A. The basic common style to Naga cooking is its simplicity. Each Naga home consists of a family kitchen and wood fire is used for cooking. Though some urban homes have shifted to cooking gas, most homes in Nagaland in rural areas still practice the art of cooking on wood fire.
Q. What are some of the integral techniques that are part of Naga cooking?
A. Most of our cooking in Nagaland is boiled, steamed or smoked. In Nagaland, we don’t believe in frying our food. We use bamboo hollow to prepare a lot of traditional dishes. Every Naga meal is accompanied by greens as sides. Rice and meat are an integral part of our cuisine. Nagas love their rice and pork and beef comes in second. At times, during festivals, traditional game meat is also cooked. And these are some of the integral techniques that are prevalent in Naga cooking.

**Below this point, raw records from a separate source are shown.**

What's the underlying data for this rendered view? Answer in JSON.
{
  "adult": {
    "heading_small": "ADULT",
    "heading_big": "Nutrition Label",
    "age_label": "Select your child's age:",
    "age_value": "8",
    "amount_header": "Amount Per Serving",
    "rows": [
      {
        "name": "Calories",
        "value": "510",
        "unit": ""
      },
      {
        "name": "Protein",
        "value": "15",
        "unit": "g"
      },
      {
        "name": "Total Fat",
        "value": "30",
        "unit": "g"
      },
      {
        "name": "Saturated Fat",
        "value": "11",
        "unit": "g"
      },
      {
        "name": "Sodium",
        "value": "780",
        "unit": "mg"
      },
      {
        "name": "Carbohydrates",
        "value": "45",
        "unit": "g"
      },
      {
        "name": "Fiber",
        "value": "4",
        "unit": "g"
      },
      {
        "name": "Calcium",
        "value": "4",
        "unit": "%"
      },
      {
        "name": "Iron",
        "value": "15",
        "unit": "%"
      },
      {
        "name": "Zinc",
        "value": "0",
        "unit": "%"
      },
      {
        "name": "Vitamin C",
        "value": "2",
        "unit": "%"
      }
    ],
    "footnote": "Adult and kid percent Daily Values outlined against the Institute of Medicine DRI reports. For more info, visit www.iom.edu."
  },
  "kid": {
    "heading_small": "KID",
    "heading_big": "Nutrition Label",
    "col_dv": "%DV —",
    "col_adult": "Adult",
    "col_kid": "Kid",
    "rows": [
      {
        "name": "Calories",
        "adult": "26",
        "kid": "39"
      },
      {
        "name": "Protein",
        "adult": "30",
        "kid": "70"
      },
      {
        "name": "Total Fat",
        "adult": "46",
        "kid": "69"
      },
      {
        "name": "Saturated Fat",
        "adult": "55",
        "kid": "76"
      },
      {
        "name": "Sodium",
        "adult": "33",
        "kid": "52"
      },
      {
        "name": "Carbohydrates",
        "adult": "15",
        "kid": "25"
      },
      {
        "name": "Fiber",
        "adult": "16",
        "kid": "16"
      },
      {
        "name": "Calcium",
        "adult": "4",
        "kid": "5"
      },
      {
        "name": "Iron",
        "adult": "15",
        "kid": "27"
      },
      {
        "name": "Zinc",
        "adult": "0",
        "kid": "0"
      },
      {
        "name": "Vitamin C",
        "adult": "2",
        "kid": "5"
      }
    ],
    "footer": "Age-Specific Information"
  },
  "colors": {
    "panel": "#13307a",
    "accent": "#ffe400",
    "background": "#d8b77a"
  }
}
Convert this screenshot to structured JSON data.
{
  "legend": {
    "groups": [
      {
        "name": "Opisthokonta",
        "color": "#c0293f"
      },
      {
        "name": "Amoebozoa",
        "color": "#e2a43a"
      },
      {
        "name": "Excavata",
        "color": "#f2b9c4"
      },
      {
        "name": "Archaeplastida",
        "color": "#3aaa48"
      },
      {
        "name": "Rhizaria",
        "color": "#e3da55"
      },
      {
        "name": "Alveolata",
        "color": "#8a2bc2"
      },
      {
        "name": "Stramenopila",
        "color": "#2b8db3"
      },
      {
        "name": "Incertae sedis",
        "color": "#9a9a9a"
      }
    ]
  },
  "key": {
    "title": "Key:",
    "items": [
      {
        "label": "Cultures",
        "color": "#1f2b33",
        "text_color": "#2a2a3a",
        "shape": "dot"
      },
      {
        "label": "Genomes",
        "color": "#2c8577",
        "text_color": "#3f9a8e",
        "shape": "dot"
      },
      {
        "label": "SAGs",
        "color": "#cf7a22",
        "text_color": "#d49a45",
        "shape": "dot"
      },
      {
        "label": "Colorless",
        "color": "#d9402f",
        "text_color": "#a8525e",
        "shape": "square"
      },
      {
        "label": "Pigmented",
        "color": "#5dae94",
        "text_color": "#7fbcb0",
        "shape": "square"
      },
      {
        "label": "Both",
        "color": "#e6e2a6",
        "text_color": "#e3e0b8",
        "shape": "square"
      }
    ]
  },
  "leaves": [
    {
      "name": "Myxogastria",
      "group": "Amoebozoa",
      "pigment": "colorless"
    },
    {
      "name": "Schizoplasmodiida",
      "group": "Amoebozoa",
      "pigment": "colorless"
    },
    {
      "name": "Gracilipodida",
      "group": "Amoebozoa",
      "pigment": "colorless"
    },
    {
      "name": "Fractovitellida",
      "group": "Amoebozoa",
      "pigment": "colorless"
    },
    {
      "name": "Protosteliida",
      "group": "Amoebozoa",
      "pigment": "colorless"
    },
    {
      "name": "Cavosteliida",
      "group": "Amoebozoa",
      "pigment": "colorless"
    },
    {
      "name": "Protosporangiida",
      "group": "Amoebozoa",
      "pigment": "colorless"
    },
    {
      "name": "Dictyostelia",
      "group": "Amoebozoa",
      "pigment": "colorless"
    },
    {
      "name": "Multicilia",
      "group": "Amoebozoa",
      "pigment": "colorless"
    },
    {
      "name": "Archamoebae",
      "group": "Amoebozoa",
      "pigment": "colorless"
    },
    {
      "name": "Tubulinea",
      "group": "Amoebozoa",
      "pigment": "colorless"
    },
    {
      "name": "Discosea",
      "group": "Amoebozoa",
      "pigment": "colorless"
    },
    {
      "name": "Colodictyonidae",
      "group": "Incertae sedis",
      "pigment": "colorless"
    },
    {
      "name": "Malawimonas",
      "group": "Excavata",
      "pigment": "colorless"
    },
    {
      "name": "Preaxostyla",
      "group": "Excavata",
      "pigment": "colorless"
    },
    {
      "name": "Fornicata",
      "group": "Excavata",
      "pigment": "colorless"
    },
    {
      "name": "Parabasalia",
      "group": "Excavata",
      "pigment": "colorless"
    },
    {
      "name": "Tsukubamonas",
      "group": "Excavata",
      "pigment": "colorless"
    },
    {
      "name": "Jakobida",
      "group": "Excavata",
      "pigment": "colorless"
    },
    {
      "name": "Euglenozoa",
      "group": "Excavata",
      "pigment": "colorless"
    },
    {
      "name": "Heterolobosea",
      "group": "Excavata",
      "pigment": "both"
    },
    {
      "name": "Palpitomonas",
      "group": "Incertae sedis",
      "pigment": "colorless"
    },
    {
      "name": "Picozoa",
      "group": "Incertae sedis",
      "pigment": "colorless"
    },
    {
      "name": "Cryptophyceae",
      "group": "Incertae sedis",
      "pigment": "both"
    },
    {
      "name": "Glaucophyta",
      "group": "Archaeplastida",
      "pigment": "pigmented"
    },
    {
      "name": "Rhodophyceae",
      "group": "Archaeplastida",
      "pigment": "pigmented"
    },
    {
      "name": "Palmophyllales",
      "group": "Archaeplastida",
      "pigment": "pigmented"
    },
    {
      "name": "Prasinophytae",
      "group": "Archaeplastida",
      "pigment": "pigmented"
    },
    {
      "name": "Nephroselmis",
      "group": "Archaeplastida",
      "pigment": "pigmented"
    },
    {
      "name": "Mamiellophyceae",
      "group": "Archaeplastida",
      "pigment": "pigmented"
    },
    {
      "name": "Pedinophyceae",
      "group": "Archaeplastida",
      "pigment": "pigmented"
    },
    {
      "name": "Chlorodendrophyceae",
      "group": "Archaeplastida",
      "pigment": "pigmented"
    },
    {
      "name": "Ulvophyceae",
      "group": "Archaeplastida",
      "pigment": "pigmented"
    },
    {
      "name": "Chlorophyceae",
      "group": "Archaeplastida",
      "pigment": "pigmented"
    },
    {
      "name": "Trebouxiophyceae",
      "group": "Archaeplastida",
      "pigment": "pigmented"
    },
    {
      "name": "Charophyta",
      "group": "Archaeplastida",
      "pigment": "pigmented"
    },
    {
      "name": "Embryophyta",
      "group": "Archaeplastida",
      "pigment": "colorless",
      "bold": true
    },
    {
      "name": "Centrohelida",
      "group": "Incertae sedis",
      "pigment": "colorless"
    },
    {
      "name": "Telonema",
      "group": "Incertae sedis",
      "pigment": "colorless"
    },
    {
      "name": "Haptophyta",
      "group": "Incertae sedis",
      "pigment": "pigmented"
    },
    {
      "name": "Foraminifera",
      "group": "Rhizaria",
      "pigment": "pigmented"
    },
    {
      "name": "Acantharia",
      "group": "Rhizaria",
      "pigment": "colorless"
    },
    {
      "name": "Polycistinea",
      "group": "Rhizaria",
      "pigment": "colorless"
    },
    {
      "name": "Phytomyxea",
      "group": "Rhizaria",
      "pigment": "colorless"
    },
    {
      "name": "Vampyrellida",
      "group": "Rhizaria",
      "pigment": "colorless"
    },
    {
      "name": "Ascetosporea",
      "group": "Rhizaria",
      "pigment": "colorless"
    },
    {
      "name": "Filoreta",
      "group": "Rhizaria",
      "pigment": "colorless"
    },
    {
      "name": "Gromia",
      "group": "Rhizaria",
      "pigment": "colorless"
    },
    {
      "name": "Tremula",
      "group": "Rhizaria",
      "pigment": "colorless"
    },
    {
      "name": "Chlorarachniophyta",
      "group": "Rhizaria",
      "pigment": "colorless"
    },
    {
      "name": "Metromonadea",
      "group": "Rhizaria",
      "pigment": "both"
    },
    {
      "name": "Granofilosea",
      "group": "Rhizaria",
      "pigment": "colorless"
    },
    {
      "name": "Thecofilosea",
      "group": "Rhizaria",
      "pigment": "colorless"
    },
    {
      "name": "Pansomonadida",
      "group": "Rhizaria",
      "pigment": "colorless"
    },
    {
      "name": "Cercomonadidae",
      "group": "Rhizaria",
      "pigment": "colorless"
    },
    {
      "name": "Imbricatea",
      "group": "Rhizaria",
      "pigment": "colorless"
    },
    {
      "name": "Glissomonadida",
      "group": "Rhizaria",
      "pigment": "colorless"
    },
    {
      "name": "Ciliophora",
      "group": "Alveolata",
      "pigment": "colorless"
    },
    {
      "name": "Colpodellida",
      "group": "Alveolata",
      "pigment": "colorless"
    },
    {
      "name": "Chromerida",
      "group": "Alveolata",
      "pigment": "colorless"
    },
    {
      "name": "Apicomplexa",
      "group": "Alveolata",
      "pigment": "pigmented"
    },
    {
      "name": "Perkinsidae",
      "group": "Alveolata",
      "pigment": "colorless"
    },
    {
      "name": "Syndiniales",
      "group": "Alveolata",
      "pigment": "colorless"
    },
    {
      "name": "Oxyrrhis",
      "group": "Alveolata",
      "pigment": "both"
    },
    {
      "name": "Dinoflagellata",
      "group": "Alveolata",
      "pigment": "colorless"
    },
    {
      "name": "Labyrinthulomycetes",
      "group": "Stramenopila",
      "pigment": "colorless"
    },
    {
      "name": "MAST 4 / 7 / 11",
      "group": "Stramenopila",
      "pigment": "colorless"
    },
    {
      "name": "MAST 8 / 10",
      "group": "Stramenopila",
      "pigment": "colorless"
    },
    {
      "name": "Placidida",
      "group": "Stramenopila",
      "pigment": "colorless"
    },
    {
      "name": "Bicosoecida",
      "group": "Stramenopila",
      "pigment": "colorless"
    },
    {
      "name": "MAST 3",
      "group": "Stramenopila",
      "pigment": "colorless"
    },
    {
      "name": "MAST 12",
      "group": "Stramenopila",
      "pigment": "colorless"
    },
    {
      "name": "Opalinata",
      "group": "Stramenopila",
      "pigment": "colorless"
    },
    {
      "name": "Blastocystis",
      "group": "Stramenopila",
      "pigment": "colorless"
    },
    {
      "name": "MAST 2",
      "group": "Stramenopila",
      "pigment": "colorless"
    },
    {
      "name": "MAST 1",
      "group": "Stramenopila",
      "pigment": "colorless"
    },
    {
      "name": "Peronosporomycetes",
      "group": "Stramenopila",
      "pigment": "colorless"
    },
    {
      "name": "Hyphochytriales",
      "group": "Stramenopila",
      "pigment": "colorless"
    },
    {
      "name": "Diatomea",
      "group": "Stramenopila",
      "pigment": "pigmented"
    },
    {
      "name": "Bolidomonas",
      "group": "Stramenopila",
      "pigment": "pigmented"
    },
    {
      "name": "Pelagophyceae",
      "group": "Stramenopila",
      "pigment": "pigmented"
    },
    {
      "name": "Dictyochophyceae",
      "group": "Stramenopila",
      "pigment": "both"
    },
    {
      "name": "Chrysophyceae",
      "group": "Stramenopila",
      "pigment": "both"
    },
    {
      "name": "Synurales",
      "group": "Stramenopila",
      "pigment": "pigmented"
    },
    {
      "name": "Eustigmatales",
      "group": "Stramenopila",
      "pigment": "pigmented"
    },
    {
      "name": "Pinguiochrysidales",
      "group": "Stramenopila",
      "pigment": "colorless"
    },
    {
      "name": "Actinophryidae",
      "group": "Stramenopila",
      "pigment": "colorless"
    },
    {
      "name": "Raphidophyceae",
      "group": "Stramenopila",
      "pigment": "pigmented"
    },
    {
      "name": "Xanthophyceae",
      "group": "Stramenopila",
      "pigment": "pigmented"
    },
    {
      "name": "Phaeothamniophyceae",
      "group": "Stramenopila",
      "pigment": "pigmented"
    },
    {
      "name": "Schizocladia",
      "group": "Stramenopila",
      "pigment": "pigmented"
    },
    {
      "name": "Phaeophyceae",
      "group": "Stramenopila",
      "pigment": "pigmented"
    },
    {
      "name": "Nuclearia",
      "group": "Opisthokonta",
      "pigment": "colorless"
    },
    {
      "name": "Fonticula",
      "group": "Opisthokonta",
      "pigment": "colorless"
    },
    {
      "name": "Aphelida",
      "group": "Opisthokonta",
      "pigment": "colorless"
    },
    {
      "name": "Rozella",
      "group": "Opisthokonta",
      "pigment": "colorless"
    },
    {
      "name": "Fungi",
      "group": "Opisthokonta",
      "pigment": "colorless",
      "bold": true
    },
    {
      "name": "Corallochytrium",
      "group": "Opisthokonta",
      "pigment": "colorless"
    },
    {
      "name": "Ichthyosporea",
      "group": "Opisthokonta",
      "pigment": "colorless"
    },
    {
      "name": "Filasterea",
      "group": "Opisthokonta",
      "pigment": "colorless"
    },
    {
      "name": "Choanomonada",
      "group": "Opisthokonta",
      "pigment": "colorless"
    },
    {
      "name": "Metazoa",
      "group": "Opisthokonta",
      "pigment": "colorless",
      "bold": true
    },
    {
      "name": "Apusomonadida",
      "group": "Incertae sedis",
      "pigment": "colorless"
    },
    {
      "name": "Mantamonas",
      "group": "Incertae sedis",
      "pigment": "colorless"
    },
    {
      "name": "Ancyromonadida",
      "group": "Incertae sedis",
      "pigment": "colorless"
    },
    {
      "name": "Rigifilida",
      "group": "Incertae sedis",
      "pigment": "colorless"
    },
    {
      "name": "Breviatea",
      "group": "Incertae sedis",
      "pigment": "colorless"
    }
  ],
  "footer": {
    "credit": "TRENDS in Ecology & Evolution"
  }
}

Q. Why hasn’t Naga and food from the North East flourished in the rest of India?
A. North East has not so far been promoted, propagated and projected for its rich cultural traditions in most of India. North East is a peaceful part of our country and has the most unique culture and culinary traditions, which need to be showcased.

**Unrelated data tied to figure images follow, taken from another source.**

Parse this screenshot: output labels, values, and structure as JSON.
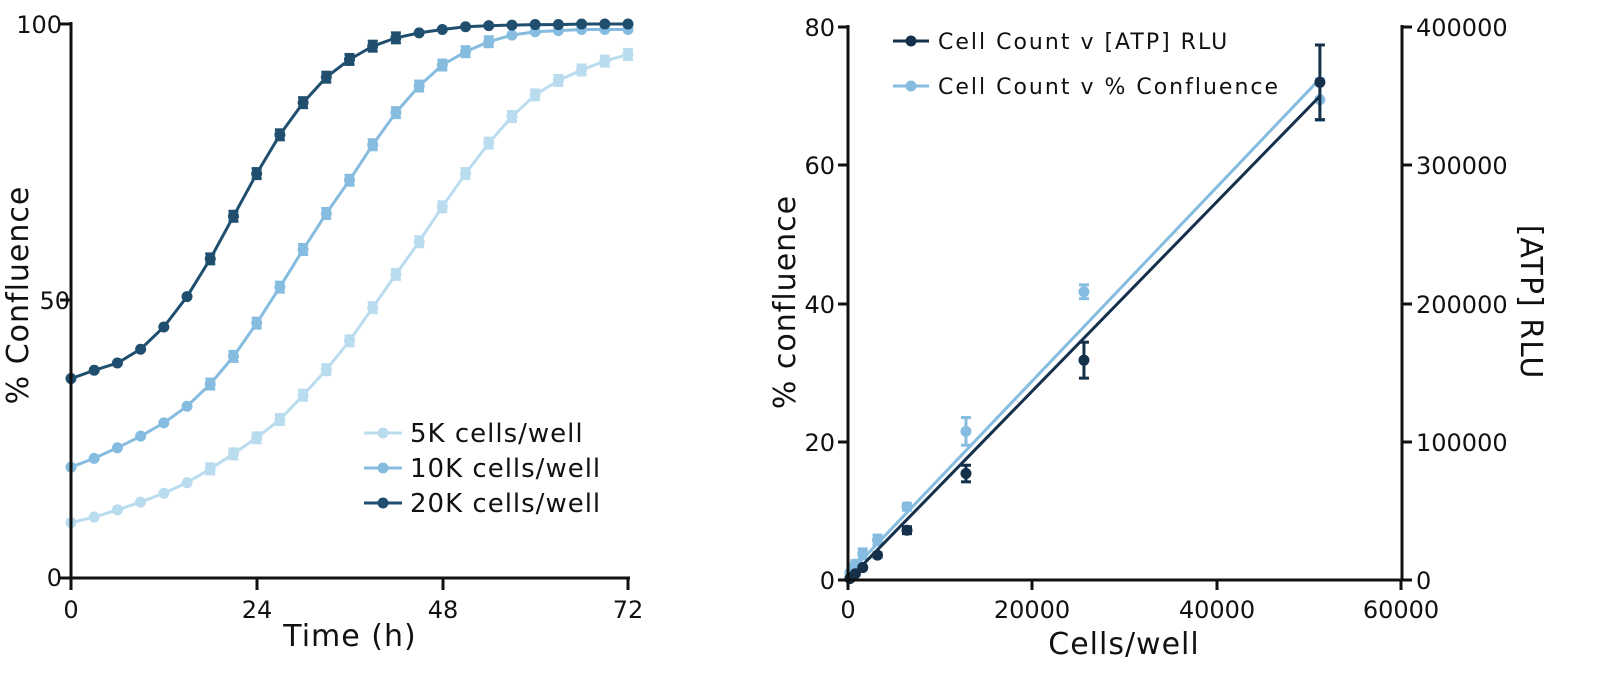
{
  "chart_data": [
    {
      "type": "line",
      "xlabel": "Time (h)",
      "ylabel": "% Confluence",
      "xlim": [
        0,
        72
      ],
      "ylim": [
        0,
        100
      ],
      "xticks": [
        "0",
        "24",
        "48",
        "72"
      ],
      "yticks": [
        "0",
        "50",
        "100"
      ],
      "legend_position": "bottom-right",
      "grid": false,
      "series": [
        {
          "name": "5K cells/well",
          "color": "#b9dcef",
          "x": [
            0,
            3,
            6,
            9,
            12,
            15,
            18,
            21,
            24,
            27,
            30,
            33,
            36,
            39,
            42,
            45,
            48,
            51,
            54,
            57,
            60,
            63,
            66,
            69,
            72
          ],
          "y": [
            10,
            11,
            12.3,
            13.7,
            15.3,
            17.2,
            19.7,
            22.4,
            25.3,
            28.6,
            33,
            37.6,
            42.8,
            48.8,
            54.8,
            60.7,
            67,
            73,
            78.5,
            83.3,
            87.2,
            89.8,
            91.7,
            93.3,
            94.5
          ]
        },
        {
          "name": "10K cells/well",
          "color": "#86bcdf",
          "x": [
            0,
            3,
            6,
            9,
            12,
            15,
            18,
            21,
            24,
            27,
            30,
            33,
            36,
            39,
            42,
            45,
            48,
            51,
            54,
            57,
            60,
            63,
            66,
            69,
            72
          ],
          "y": [
            20,
            21.6,
            23.5,
            25.6,
            28,
            31,
            35,
            40,
            46,
            52.5,
            59.3,
            65.8,
            71.8,
            78.2,
            84,
            88.8,
            92.6,
            95,
            96.8,
            98,
            98.6,
            98.8,
            99,
            99,
            99
          ]
        },
        {
          "name": "20K cells/well",
          "color": "#1f4e6e",
          "x": [
            0,
            3,
            6,
            9,
            12,
            15,
            18,
            21,
            24,
            27,
            30,
            33,
            36,
            39,
            42,
            45,
            48,
            51,
            54,
            57,
            60,
            63,
            66,
            69,
            72
          ],
          "y": [
            36,
            37.5,
            38.8,
            41.3,
            45.3,
            50.8,
            57.6,
            65.3,
            73,
            80,
            85.8,
            90.4,
            93.6,
            96,
            97.5,
            98.4,
            99,
            99.5,
            99.7,
            99.8,
            99.9,
            99.9,
            100,
            100,
            100
          ]
        }
      ]
    },
    {
      "type": "scatter",
      "xlabel": "Cells/well",
      "ylabel": "% confluence",
      "y2label": "[ATP] RLU",
      "xlim": [
        0,
        60000
      ],
      "ylim": [
        0,
        80
      ],
      "y2lim": [
        0,
        400000
      ],
      "xticks": [
        "0",
        "20000",
        "40000",
        "60000"
      ],
      "yticks": [
        "0",
        "20",
        "40",
        "60",
        "80"
      ],
      "y2ticks": [
        "0",
        "100000",
        "200000",
        "300000",
        "400000"
      ],
      "legend_position": "top-left",
      "grid": false,
      "series": [
        {
          "name": "Cell Count v [ATP] RLU",
          "color": "#14304a",
          "axis": "right",
          "x": [
            200,
            400,
            800,
            1600,
            3200,
            6400,
            12800,
            25600,
            51200
          ],
          "y": [
            1000,
            2000,
            4500,
            9000,
            18000,
            36000,
            77000,
            159000,
            360000
          ],
          "y_err": [
            500,
            500,
            800,
            1000,
            1500,
            2500,
            6000,
            13000,
            27000
          ],
          "fit": {
            "x": [
              0,
              51200
            ],
            "y": [
              0,
              350000
            ]
          }
        },
        {
          "name": "Cell Count v % Confluence",
          "color": "#86bcdf",
          "axis": "left",
          "x": [
            200,
            400,
            800,
            1600,
            3200,
            6400,
            12800,
            25600,
            51200
          ],
          "y": [
            1,
            1.6,
            2.3,
            3.8,
            5.8,
            10.6,
            21.5,
            41.7,
            69.5
          ],
          "y_err": [
            0.3,
            0.4,
            0.5,
            0.7,
            0.7,
            0.5,
            2,
            1,
            3
          ],
          "fit": {
            "x": [
              0,
              51200
            ],
            "y": [
              0.8,
              72.5
            ]
          }
        }
      ]
    }
  ]
}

Ever since I have set up my restaurant Dzukou (in Delhi’s Hauz Khas village), which provides a taste of my culture and traditional cuisine, I was surprised that my clients are non-Nagas and Europeans.
This shows that Naga food can be popular if promoted properly. And I, for one, firmly believe that one day not too far in the future Naga food will be a part of world cuisine.
Karen Yepthomi was in Mumbai as part of a North East Festival hosted by the Taj Mahal Hotel.